Hello. I am trying to create a set of core proteins as a database instead of using the UniRef90 - the species I and studying is not there. I’ve already used the default phylophlan database, but I want to make my own. How can I do this?
Hello and thanks for using PhyloPhlAn!
To build your own database you can try following the instructions available here: PhyloPhlAn wiki - Database setup.
Basically, you’ll still need to use the
phylophlan_setup_database script, but providing your own file (or folders with the gene files) instead of the automatic download of UniRfe90.
Please let me know if something is not clear.

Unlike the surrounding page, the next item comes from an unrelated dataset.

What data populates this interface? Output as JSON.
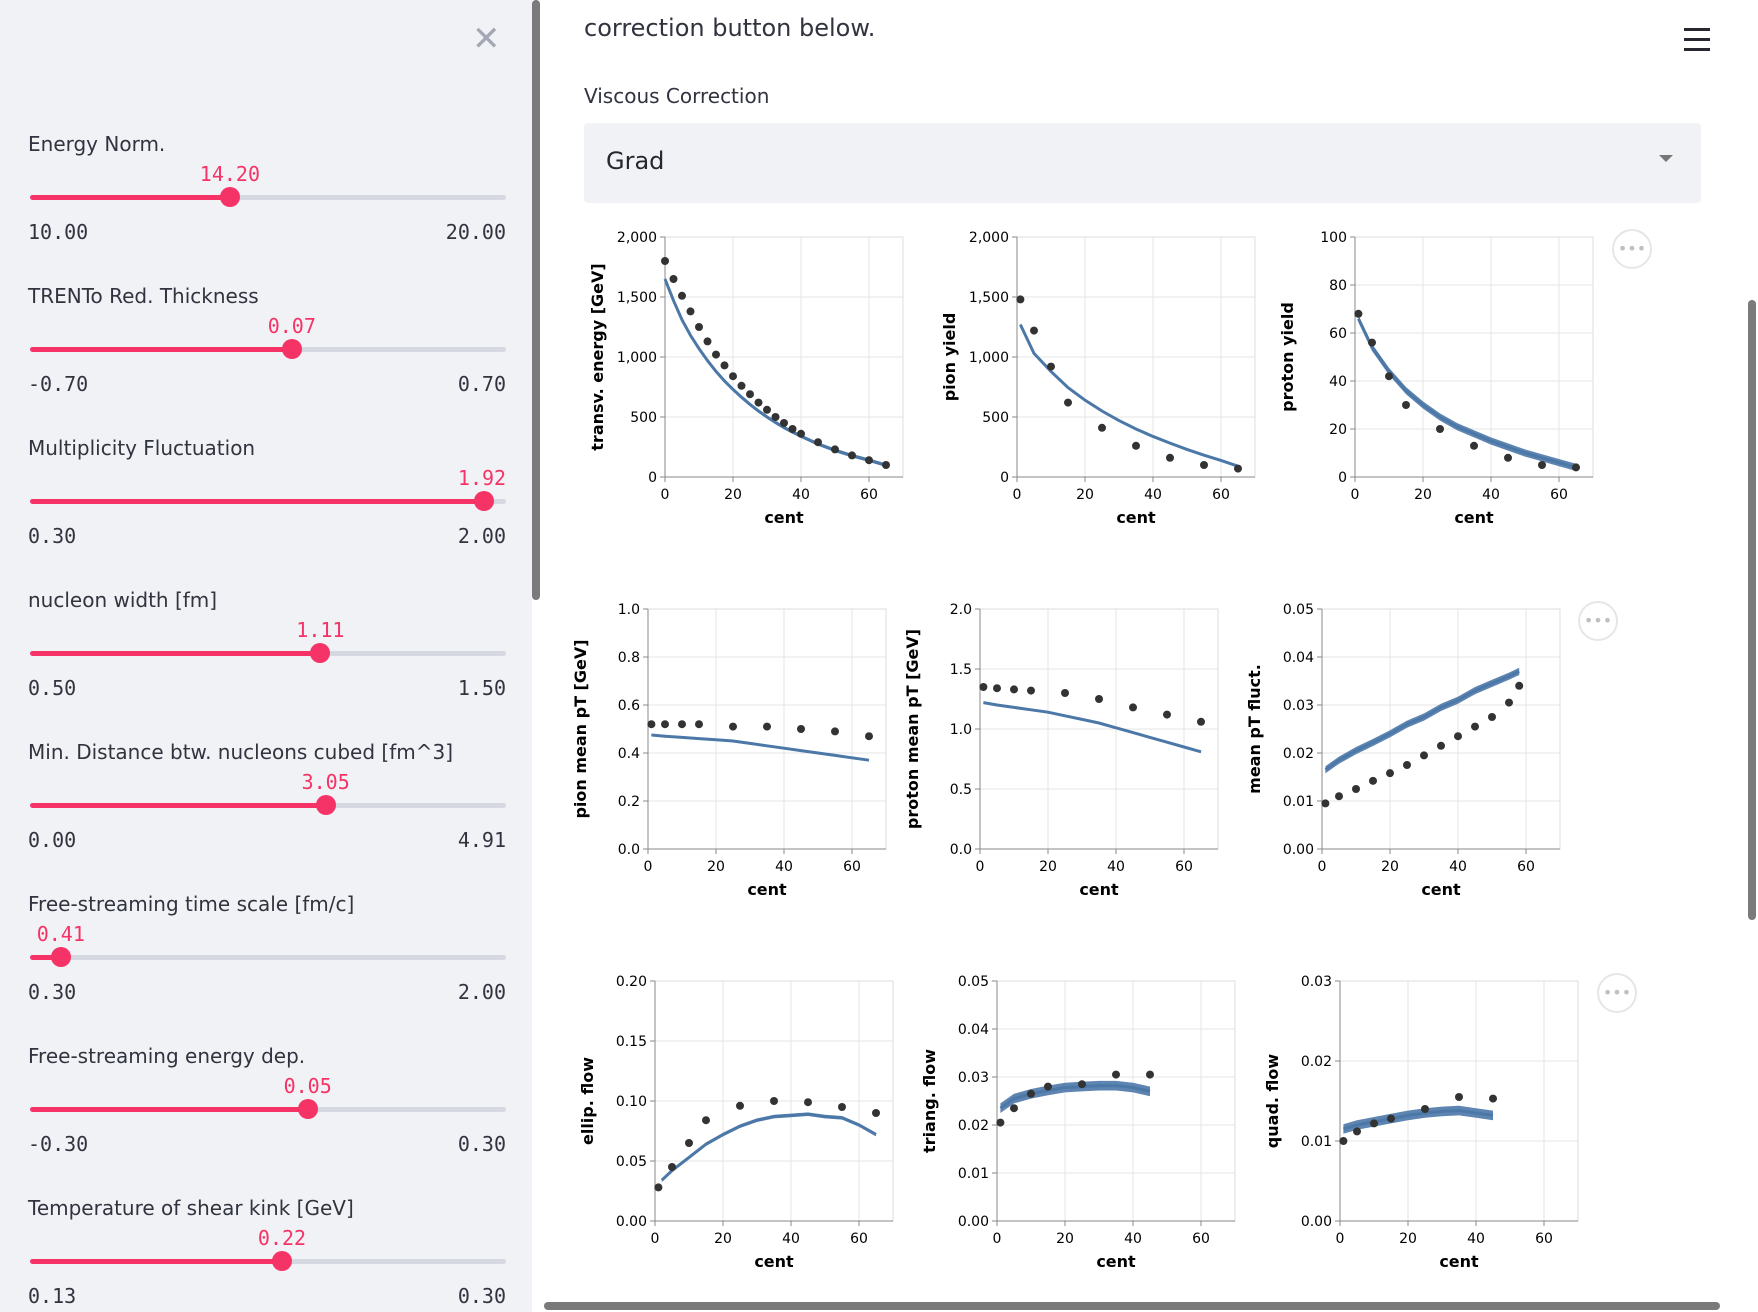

Hi! I meant how can I get a set of genes that are markers to put in the database.
Hi, to do that you need to use tools like prokka and roary, where the first annotates your genomes and the second computes the set of core proteins from the gene annotations. Then you can build a custom db for PhyloPhlAn using the core genes identified by Roary.
I hope this helps, thanks,
Hello Francesco. Yes that helps, I just read this in the paper too.
Right now I am using the default phylophlan database, but would you agree it would make a “better” tree to make a custom db of markers, if looking at a single species?
Hello Ana. Yes, the
phylophlan database is a set of 400 universal proteins, so they might not be specific enough to accurately resolve closely related genomes, as in your case.
I don’t know what species you’re studying, but alternatively, to the “prokka+roary” pipeline, one thing you could try is to download the UniRef90 of the species in the same genus as yours, then make a db for PhyloPhlAn, and then set the the
--min_num_entries param in PhyloPhlAn to use only those that are found in “enough” genomes (basically this will be a coreness threshold for the markers in the db).